How to Write a Query Letter

8 min read  ·  Literary Agent Guide

Your query letter is a single page that must convince a literary agent your manuscript is worth their time. Most agents receive hundreds of queries a week and spend fewer than sixty seconds on each. A strong letter doesn't just summarise your book — it sells it.

What is a Query Letter?

A query letter is a formal introduction to a literary agent. It tells them who you are, what your book is about, why it will sell, and why you are the person to have written it. Most UK literary agencies require one as the first step in submitting a manuscript.

Think of it as a job application. The manuscript is your portfolio. The query letter is your covering letter. It needs to be professional, concise, and compelling.

The Structure of a Query Letter

A strong query letter has four parts, in this order:

  1. The hook — one or two sentences that capture the essence of your book
  2. The pitch — a short paragraph describing plot, character, and stakes
  3. The details — genre, word count, comparable titles
  4. The bio — relevant credentials, briefly

Writing the Hook

The hook is the hardest sentence you will write. It must convey concept, tone, and stakes in one breath. Some writers find it helpful to frame it as a logline: [Protagonist] must [achieve goal] before [consequence].

"When a disgraced forensic accountant discovers that her murdered sister was laundering money for the Home Office, she has forty-eight hours to expose a conspiracy — or become its next casualty."

That one sentence tells us genre (thriller), protagonist (forensic accountant), conflict (murder, conspiracy), and stakes (her own life). It does not explain every plot point. It makes the agent want to read more.

Writing the Pitch Paragraph

The pitch is usually three to five sentences. It should cover:

  • Your protagonist and their situation at the start of the story
  • The inciting incident — what disrupts the status quo
  • The central conflict and what is at stake
  • A hint of the tone (dark, comic, romantic, literary)

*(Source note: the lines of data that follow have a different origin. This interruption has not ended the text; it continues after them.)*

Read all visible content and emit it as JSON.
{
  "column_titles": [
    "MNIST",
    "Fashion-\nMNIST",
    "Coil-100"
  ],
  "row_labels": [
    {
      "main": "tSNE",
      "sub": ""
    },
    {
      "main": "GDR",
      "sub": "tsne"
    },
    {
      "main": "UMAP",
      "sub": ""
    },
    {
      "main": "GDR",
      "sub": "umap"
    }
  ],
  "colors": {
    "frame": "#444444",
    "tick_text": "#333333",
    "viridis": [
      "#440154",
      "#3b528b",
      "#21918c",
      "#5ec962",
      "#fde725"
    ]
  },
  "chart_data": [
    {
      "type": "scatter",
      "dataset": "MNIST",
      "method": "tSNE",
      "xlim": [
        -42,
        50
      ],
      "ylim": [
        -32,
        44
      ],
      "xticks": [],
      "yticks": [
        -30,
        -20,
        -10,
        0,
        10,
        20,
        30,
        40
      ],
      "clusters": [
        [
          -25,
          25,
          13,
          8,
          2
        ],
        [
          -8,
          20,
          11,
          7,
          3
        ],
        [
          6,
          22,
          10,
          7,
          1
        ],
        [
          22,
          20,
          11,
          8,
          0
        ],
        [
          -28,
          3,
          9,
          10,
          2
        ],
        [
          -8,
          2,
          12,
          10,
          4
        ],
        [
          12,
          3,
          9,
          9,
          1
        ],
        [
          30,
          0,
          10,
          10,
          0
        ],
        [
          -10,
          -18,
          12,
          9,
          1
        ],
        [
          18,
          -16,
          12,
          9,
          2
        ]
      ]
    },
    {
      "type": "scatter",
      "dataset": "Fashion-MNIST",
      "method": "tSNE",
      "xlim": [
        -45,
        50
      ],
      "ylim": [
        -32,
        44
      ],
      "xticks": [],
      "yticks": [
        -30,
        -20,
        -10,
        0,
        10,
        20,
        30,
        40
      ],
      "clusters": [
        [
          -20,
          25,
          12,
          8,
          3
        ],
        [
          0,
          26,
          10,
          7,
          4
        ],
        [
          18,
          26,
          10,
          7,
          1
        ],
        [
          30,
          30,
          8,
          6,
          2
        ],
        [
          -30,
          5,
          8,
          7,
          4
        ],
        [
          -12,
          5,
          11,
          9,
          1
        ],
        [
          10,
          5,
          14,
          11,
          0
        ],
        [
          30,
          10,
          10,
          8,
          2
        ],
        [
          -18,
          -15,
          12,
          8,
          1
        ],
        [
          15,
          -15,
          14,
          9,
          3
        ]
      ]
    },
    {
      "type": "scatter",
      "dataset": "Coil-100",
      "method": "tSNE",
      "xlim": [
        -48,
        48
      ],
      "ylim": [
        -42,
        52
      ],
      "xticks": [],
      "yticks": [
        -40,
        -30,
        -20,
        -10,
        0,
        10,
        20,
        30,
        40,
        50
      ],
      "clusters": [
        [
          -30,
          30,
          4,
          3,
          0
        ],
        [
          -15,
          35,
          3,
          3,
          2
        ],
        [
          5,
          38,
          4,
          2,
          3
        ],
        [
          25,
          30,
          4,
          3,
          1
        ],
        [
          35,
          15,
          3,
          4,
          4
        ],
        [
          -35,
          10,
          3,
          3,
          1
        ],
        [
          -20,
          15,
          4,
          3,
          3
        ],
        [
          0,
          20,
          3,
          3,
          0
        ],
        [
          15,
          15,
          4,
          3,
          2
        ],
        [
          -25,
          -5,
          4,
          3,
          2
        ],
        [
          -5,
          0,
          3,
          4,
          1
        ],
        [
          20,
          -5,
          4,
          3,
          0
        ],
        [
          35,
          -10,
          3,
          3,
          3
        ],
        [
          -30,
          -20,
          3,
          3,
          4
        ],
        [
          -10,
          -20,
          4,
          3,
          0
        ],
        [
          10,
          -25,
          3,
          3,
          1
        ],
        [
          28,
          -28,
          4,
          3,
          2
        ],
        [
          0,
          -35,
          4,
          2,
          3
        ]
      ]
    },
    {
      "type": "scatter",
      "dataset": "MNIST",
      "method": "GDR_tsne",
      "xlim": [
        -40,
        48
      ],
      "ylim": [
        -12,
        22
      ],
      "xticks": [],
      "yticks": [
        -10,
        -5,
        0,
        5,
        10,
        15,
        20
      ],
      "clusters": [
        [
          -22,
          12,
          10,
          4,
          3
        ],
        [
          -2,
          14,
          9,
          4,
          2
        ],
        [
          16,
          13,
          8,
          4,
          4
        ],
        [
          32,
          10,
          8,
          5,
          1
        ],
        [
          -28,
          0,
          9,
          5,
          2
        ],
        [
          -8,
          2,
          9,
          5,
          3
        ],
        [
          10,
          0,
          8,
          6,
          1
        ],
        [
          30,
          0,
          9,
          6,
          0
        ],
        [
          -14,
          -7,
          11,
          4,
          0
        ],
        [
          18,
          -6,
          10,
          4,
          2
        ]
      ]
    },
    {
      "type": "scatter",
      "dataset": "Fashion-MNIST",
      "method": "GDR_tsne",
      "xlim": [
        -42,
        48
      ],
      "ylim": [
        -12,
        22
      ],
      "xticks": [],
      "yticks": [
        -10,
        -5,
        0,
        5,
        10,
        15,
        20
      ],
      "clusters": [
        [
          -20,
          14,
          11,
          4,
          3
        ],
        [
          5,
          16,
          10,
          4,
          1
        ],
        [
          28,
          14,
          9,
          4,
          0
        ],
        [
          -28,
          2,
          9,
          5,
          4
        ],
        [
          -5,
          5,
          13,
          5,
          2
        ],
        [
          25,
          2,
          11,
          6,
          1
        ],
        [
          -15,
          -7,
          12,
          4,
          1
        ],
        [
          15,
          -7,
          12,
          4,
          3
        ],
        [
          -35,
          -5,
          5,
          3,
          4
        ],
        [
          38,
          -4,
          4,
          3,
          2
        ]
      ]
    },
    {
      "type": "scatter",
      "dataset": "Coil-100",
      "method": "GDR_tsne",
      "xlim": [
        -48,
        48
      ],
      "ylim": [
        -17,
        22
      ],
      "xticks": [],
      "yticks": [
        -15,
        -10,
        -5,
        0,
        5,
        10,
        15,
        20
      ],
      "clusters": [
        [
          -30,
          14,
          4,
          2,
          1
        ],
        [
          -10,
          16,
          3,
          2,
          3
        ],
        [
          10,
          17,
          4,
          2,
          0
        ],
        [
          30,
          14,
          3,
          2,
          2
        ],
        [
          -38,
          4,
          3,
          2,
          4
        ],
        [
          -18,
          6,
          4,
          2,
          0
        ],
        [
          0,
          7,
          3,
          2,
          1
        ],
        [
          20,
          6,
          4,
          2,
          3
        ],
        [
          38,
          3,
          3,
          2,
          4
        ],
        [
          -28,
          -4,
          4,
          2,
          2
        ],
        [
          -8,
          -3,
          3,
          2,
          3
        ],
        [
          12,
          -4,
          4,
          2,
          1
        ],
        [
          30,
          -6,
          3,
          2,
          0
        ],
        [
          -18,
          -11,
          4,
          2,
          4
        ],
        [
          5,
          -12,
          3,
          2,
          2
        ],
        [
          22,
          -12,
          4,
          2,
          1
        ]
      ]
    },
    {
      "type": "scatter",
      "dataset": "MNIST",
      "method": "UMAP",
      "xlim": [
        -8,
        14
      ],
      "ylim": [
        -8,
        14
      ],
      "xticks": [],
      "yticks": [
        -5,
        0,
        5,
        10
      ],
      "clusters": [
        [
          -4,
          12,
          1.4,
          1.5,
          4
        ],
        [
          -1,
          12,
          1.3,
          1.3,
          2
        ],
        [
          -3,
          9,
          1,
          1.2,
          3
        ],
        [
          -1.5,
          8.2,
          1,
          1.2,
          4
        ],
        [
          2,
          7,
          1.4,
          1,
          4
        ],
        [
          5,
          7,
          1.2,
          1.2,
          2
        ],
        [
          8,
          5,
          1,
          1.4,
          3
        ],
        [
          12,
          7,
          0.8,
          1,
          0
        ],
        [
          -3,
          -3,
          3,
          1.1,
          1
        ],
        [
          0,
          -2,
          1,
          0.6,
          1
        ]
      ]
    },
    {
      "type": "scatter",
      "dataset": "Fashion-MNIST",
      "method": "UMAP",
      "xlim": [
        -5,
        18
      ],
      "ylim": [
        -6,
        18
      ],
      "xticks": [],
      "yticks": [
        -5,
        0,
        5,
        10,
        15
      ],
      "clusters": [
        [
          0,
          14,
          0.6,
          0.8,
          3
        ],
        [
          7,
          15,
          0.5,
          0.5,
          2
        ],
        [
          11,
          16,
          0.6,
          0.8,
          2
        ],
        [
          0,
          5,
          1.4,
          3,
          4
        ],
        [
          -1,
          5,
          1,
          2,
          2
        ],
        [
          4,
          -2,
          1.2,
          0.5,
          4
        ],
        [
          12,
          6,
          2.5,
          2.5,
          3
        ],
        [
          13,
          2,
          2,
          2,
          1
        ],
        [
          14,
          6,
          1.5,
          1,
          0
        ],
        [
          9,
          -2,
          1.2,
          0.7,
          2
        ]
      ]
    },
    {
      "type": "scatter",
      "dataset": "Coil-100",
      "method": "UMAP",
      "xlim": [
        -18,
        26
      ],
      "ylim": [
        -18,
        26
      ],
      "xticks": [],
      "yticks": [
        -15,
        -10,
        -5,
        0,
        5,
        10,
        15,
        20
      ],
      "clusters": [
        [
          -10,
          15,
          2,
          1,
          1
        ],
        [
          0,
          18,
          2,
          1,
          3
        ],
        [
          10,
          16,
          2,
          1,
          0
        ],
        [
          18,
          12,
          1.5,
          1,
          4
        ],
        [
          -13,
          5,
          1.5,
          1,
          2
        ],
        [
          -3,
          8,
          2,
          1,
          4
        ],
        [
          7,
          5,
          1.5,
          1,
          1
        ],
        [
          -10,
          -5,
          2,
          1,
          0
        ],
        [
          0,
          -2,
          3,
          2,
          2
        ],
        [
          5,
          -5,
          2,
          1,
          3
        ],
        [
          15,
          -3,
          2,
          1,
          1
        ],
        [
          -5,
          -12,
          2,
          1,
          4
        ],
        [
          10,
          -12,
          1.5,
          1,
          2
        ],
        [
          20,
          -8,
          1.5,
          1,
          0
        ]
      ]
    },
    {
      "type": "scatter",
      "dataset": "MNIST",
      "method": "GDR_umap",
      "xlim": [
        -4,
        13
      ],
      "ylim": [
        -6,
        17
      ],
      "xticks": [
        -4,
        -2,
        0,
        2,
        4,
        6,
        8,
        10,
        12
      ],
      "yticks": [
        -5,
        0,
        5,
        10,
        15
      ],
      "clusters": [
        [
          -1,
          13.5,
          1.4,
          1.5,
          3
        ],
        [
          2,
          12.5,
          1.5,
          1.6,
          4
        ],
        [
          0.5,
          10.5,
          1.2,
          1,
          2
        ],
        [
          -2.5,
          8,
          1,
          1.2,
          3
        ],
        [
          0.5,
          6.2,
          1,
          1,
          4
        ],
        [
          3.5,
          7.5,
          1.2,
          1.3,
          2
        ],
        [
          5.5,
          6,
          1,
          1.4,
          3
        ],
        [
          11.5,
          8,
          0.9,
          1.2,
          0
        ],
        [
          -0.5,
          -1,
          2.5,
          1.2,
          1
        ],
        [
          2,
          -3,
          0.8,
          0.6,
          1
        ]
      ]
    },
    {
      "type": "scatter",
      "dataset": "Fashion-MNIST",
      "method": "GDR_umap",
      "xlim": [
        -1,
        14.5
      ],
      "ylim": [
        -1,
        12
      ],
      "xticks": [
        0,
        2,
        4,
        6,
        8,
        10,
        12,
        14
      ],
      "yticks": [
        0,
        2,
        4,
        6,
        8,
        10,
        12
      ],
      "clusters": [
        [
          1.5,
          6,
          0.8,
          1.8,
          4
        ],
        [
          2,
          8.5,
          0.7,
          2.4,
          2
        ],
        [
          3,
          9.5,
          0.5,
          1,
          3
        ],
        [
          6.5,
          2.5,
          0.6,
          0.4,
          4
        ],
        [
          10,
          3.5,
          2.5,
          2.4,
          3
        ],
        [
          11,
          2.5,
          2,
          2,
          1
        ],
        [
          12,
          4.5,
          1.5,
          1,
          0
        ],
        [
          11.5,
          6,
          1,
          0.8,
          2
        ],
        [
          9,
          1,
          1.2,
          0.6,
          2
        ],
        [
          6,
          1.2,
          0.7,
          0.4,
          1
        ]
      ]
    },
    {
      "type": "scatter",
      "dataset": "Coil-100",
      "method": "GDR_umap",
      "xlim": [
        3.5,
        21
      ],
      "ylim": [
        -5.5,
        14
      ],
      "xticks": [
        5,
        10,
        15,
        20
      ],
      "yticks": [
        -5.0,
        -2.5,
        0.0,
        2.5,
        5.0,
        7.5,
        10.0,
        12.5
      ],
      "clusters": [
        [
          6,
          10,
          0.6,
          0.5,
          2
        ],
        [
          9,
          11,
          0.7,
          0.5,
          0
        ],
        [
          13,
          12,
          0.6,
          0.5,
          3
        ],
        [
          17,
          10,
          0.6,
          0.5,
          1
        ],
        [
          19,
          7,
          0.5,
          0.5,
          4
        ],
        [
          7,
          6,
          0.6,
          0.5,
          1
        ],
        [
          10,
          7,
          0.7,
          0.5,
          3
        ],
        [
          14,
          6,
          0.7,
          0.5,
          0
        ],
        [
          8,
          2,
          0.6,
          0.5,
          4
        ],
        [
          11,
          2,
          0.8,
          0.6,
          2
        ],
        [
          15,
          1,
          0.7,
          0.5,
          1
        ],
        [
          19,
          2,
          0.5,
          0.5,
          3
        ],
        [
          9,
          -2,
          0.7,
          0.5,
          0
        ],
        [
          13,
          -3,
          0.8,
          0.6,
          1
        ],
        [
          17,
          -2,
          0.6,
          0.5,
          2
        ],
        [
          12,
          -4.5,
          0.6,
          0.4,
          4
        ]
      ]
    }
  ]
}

Do not summarise the whole plot. Do not reveal the ending. Leave the agent wanting to read the manuscript.

Tip: Read the back-cover copy of five published novels in your genre. That is the register your pitch should be written in. It is promotional, not analytical.

The Details Line

After the pitch, include a single sentence stating: genre, word count, and two or three comparable titles published in the last five years.

Example: "THE ACCOUNTANT is a 92,000-word psychological thriller, comparable to The Maid by Nita Prose and The Appeal by Janice Hallett."

Comparable titles (or "comps") tell the agent where your book sits in the market and who might buy it. Choose titles that sold well but are not so famous that the comparison seems arrogant. Do not compare your work to Harry Potter or Gone Girl.

The Bio

Keep the bio to two sentences. Include only credentials directly relevant to your book: relevant professional experience, previous publications, writing course completions, or membership of organisations like the Society of Authors or Crime Writers' Association.

If you have no relevant credentials, it is fine to simply state: "This is my debut novel." Do not apologise for it.

Formatting and Length

  • One page maximum — approximately 250 to 300 words
  • Standard business letter format
  • Address the agent by name — never "Dear Agent"
  • Check the agency's submission guidelines and follow them exactly
  • Proofread obsessively — a typo in a query letter signals a sloppy manuscript

What to Avoid

  • Rhetorical questions — "Have you ever wondered what it would feel like to…?" is a cliché
  • Starting with backstory — begin with conflict, not context
  • Overselling — "This will be the next Gone Girl" marks you as an amateur
  • Plot summaries — a query is not a synopsis; do not recount every chapter
  • Unusual formatting — no coloured text, unusual fonts, or images
  • Begging or flattery — professionalism is more persuasive than desperation

Tailoring to Each Agent

A generic query letter reads like one. Spend five minutes researching each agent you query: look at their current client list, any interviews they have given, and their submissions wish list. One or two sentences referencing their specific interests — "I noticed you represented X and are seeking psychological thrillers set in the UK" — can meaningfully increase your response rate.

Use our literary agent directory to find agents who represent your genre and research their submission preferences.

One Final Rule

Query the manuscript you have finished and revised, not the one you are planning to write. Agents who request a full manuscript expect to receive it within days. Do not query until you are ready.